I just re-read the story of Eduardo Saverin, and honestly, it’s getting more and more brutal each time. This guy was a co-founder of Facebook, investing money, time, and total trust in Mark Zuckerberg. Everything. And then he simply... disappeared from the equation.



Think about it for a second. Eduardo Saverin walks into the office thinking he's the CFO. He leaves realizing he’s been erased from the map. His shares went from representing 34.4% to just 0.03%. It wasn’t a mistake; it was a calculated move. Orchestrated. Behind his back.

The craziest part is that the co-founder found out when they handed him the new documents. Just like that. No prior notice. No negotiation.
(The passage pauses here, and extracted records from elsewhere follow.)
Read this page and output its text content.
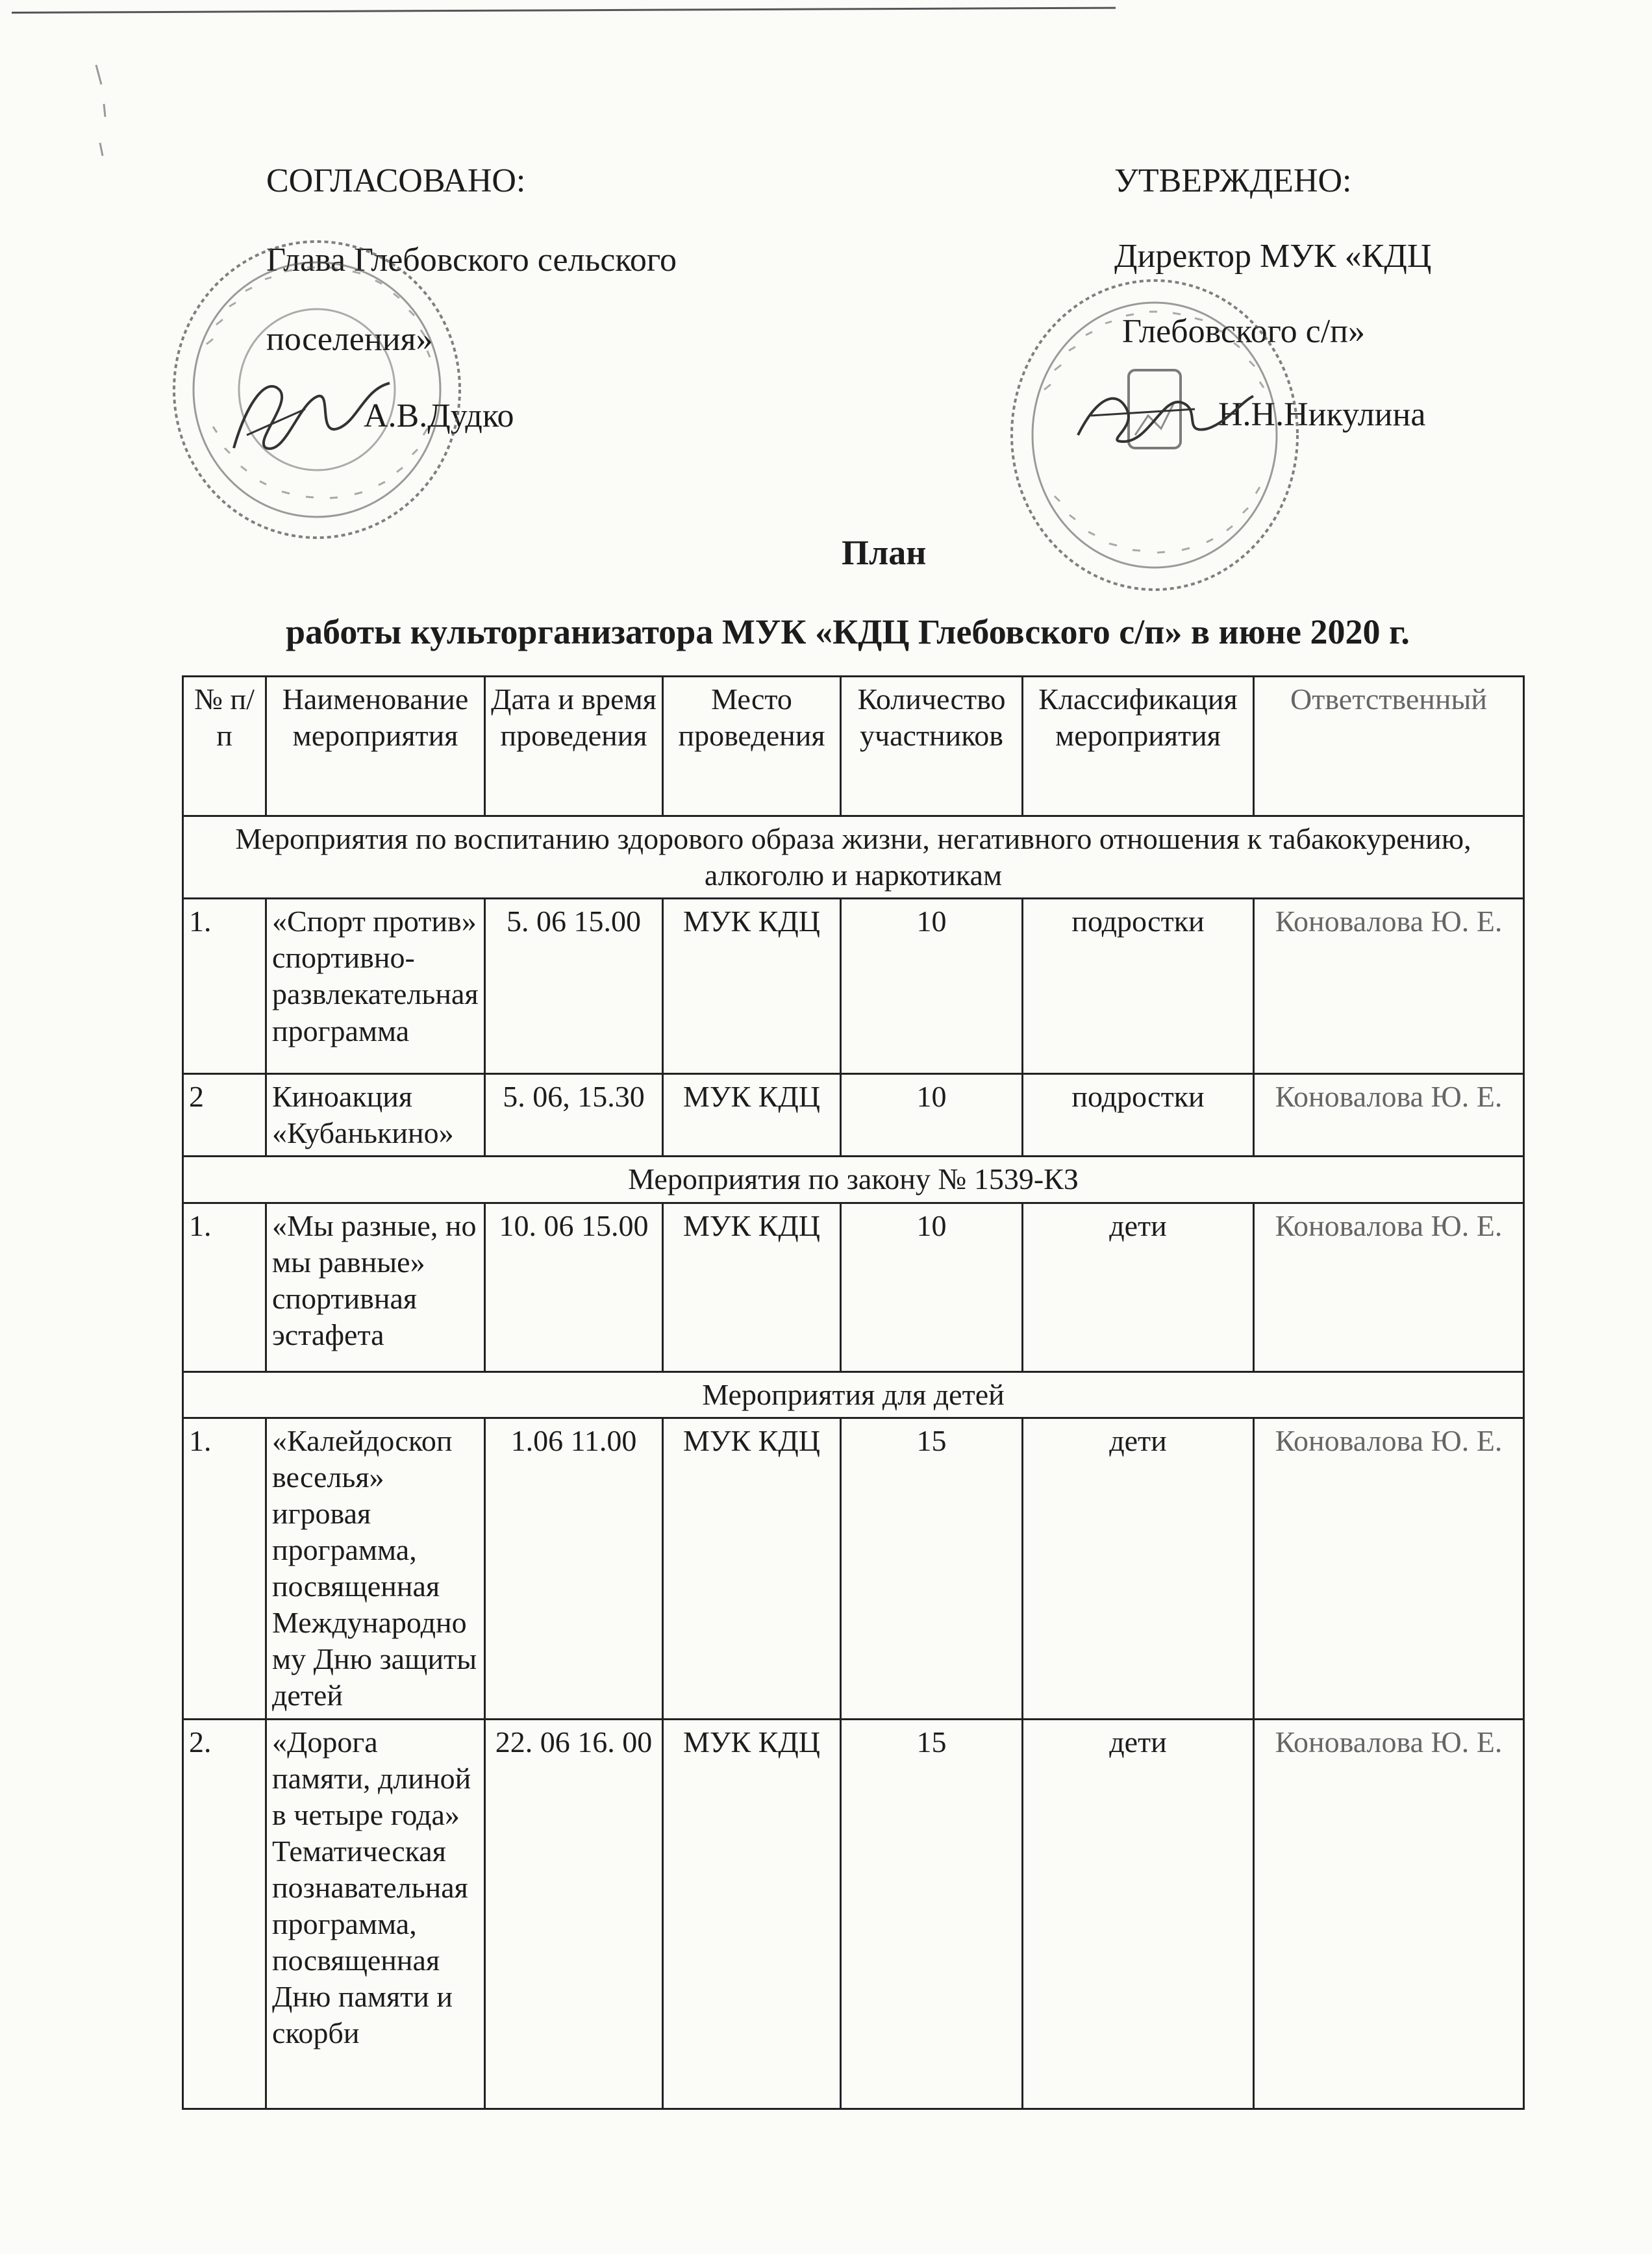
СОГЛАСОВАНО:
Глава Глебовского сельского
поселения»
А.В.Дудко
УТВЕРЖДЕНО:
Директор МУК «КДЦ
Глебовского с/п»
Н.Н.Никулина
План
работы культорганизатора МУК «КДЦ Глебовского с/п» в июне 2020 г.
№ п/п	Наименование мероприятия	Дата и время проведения	Место проведения	Количество участников	Классификация мероприятия	Ответственный
Мероприятия по воспитанию здорового образа жизни, негативного отношения к табакокурению, алкоголю и наркотикам						
1.	«Спорт против» спортивно-развлекательная программа	5. 06 15.00	МУК КДЦ	10	подростки	Коновалова Ю. Е.
2	Киноакция «Кубанькино»	5. 06, 15.30	МУК КДЦ	10	подростки	Коновалова Ю. Е.
Мероприятия по закону № 1539-КЗ						
1.	«Мы разные, но мы равные» спортивная эстафета	10. 06 15.00	МУК КДЦ	10	дети	Коновалова Ю. Е.
Мероприятия для детей						
1.	«Калейдоскоп веселья» игровая программа, посвященная Международному Дню защиты детей	1.06 11.00	МУК КДЦ	15	дети	Коновалова Ю. Е.
2.	«Дорога памяти, длиной в четыре года» Тематическая познавательная программа, посвященная Дню памяти и скорби	22. 06 16. 00	МУК КДЦ	15	дети	Коновалова Ю. Е.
The friend with whom Saverin helped build an empire simply decided he no longer needed his stake.

More than 1.3 million shares practically evaporated. All that potential wealth, all that shared vision from the start, reduced to almost nothing. It’s the kind of corporate betrayal that seems straight out of a movie.

And here’s the interesting part: Eduardo Saverin’s story reminds us of something fundamental about business and cryptocurrencies. Trust is fragile. Agreements without legal protection are just pieces of paper. In the crypto world, at least on blockchains, everything is transparent and immutable. You can’t just rewrite history like Zuckerberg did with Saverin.

It’s a reminder of why decentralization matters. Why smart contracts exist. Because in a traditional system, a co-founder like Eduardo Saverin can be eliminated without recourse. On the blockchain, that would be impossible.